Une Hypercar devrait être belle… Imprimer Envoyer
Dimanche, 17 Janvier 2021 11:40

GR010_01La présentation de la Toyota GR010 n’a pas fait l’unanimité concernant sa ligne. Les réactions enthousiastes quant à ses formes ne se sont pas faites légion. Mon ami Laurent Mercier a donc posé sur Endurance-Info, la question suivante : Un prototype performant doit-il être beau ? Je prends le parti de lui répondre : Oui, évidemment !!!

Mais pourquoi donc me direz-vous ? Eh bien, tout d’abord, pour ceux qui ne le savent pas encore, mon métier m’amène à modeler tous les jours les formes des voitures que vous utiliserez demain alors forcément, je me sens un tout petit peu concerné. Mais avant d’en faire mon métier, j’en avais surtout fait ma passion.
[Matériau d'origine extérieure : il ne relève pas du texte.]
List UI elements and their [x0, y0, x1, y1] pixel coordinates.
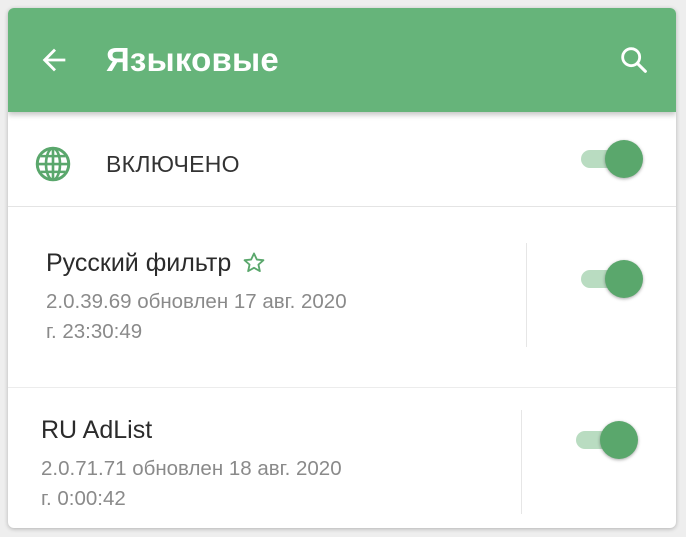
filter-name: Русский фильтр [46, 248, 232, 277]
switch-thumb [605, 260, 643, 298]
globe-icon [35, 146, 71, 182]
master-toggle-switch[interactable] [581, 139, 643, 179]
page-title: Языковые [106, 41, 279, 78]
search-button[interactable] [612, 38, 656, 82]
filter-toggle-switch[interactable] [576, 420, 638, 460]
switch-thumb [605, 140, 643, 178]
vertical-divider [521, 410, 522, 514]
switch-thumb [600, 421, 638, 459]
filter-version-line: 2.0.71.71 обновлен 18 авг. 2020 [41, 457, 342, 480]
vertical-divider [526, 243, 527, 347]
filter-title-line: Русский фильтр [46, 247, 267, 279]
app-bar: Языковые [8, 8, 676, 112]
filter-item-ru-adlist[interactable]: RU AdList 2.0.71.71 обновлен 18 авг. 202… [8, 380, 676, 528]
screen: Языковые ВКЛЮЧЕНО Русский фильтр 2.0.39.… [8, 8, 676, 528]
filter-version-line: 2.0.39.69 обновлен 17 авг. 2020 [46, 290, 347, 313]
filter-item-russian[interactable]: Русский фильтр 2.0.39.69 обновлен 17 авг… [8, 207, 676, 388]
filter-toggle-switch[interactable] [581, 259, 643, 299]
filter-time-line: г. 23:30:49 [46, 320, 143, 343]
filter-name: RU AdList [41, 415, 153, 444]
filter-time-line: г. 0:00:42 [41, 487, 126, 510]
back-button[interactable] [32, 38, 76, 82]
filter-title-line: RU AdList [41, 414, 152, 446]
master-toggle-label: ВКЛЮЧЕНО [106, 151, 240, 177]
filter-update-info: 2.0.71.71 обновлен 18 авг. 2020 г. 0:00:… [41, 454, 461, 514]
search-icon [621, 47, 647, 73]
filter-update-info: 2.0.39.69 обновлен 17 авг. 2020 г. 23:30… [46, 287, 466, 347]
arrow-left-icon [42, 48, 66, 72]
master-toggle-row[interactable]: ВКЛЮЧЕНО [8, 112, 676, 207]
star-outline-icon[interactable] [241, 250, 267, 276]
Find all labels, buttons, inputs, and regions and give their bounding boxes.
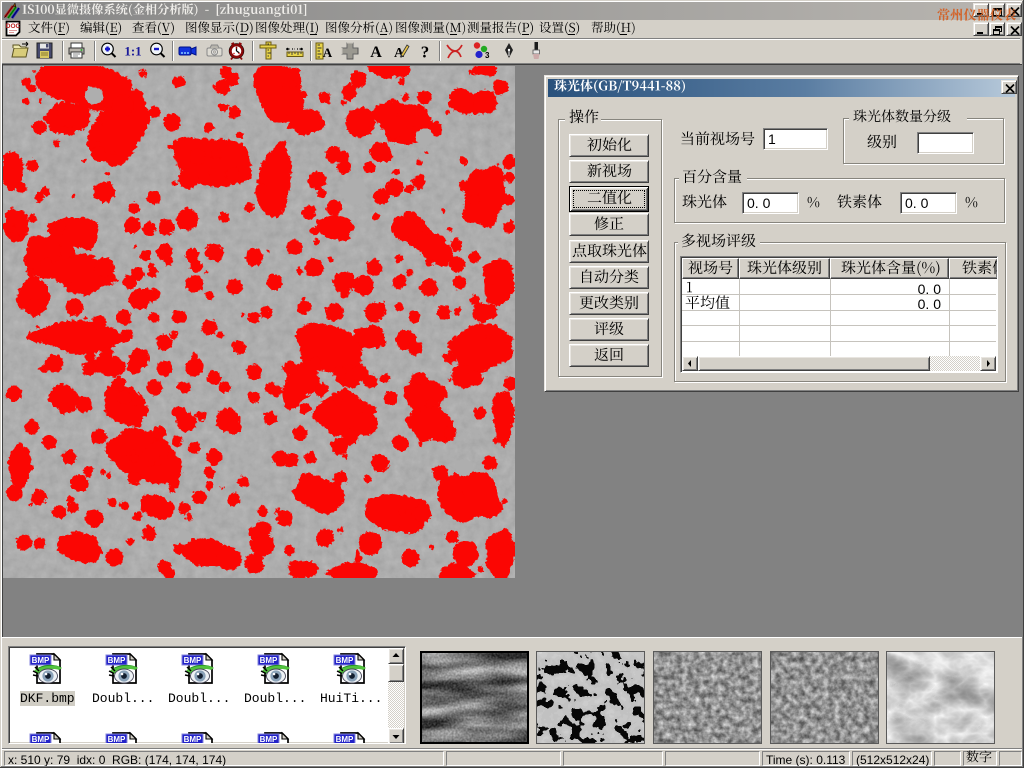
svg-text:3: 3 [485, 51, 490, 60]
svg-text:A: A [323, 45, 333, 60]
svg-text:?: ? [421, 43, 430, 62]
svg-text:A: A [370, 44, 382, 61]
svg-text:1:1: 1:1 [124, 44, 141, 59]
svg-text:DOC: DOC [6, 23, 21, 30]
Gamin, je dessinai des caisses, des dizaines de caisse. Sans talent particulier mais avec passion. Si j’ai toujours préféré les voitures de sport, je dessinai aussi des berlines ou des monospaces. Bref, j’aime le style des bagnoles. Cela situe mon point de vue. C’est d’ailleurs les belles lignes qui ont forgé ma passion pour Le Mans. Pour cette seule raison, je dirai que pour ma passion personnelle, oui, toute Hypercar devrait être dessinée avec, dans l’esprit de son auteur, l’envie de la faire belle. La beauté étant par nature subjective, ça plaira ou ça ne plaira pas. Et le temps fera le reste. Certaines resteront dans les mémoires. D’autres échoueront à y rester. C’est ainsi. Tous les peintres n’ont pas le destin de Pablo Picasso ou de Leonardo Da Vinci… L’essentiel est qu’il y ait l’envie. Dès lors, que ça me plaise ou non, je respecte la démarche.

Alors oui, je l’avoue, la Toyota GR010 m’a laissé assez froid. Trop proche visuellement de la TS050 pour me dire que je suis face à une belle Hypercar. Certes, tout est un peu plus lisse, un peu plus sympa que sur la LMP1. Mais le résultat global ne me semble pas harmonieux. Toyota a souhaité conserver les ouvertures au-dessus des roues. Elles sont pourtant très contraignantes en terme d’aéro mais c’est le parti pris des ingénieurs nippons. Certainement pour éviter d’éventuels envols latéraux à haute vitesse, ce qui était le but avoué de ces ouvertures lorsqu’elles ont été imposées en LMP1. Sauf que désormais, elles ne sont plus obligatoires. Or elles obligent les aérodynamiciens à créer des ailes disgracieuses pour éviter qu’elles ne se transforment en piège à air en fonctionnement normal. C’est donc un parti pris fort de l’ingénierie de Cologne. Choix fort qui se fait au détriment du style, c’est indéniable. Voilà ce qui me fait dire que cette GR010 est une voiture ou l’on n’a pas laissé leur place aux stylistes. Et qui à titre personnel me déçoit fortement. Le reste des traits prouve qu’il n’y a pas vraiment de démarche globale de style. Comme je le dis parfois à propos de zones fortement influencées par les diverses réglementations des autos de route : on a mis des pansements de style sur des contraintes… Mais ce n’est pas du style !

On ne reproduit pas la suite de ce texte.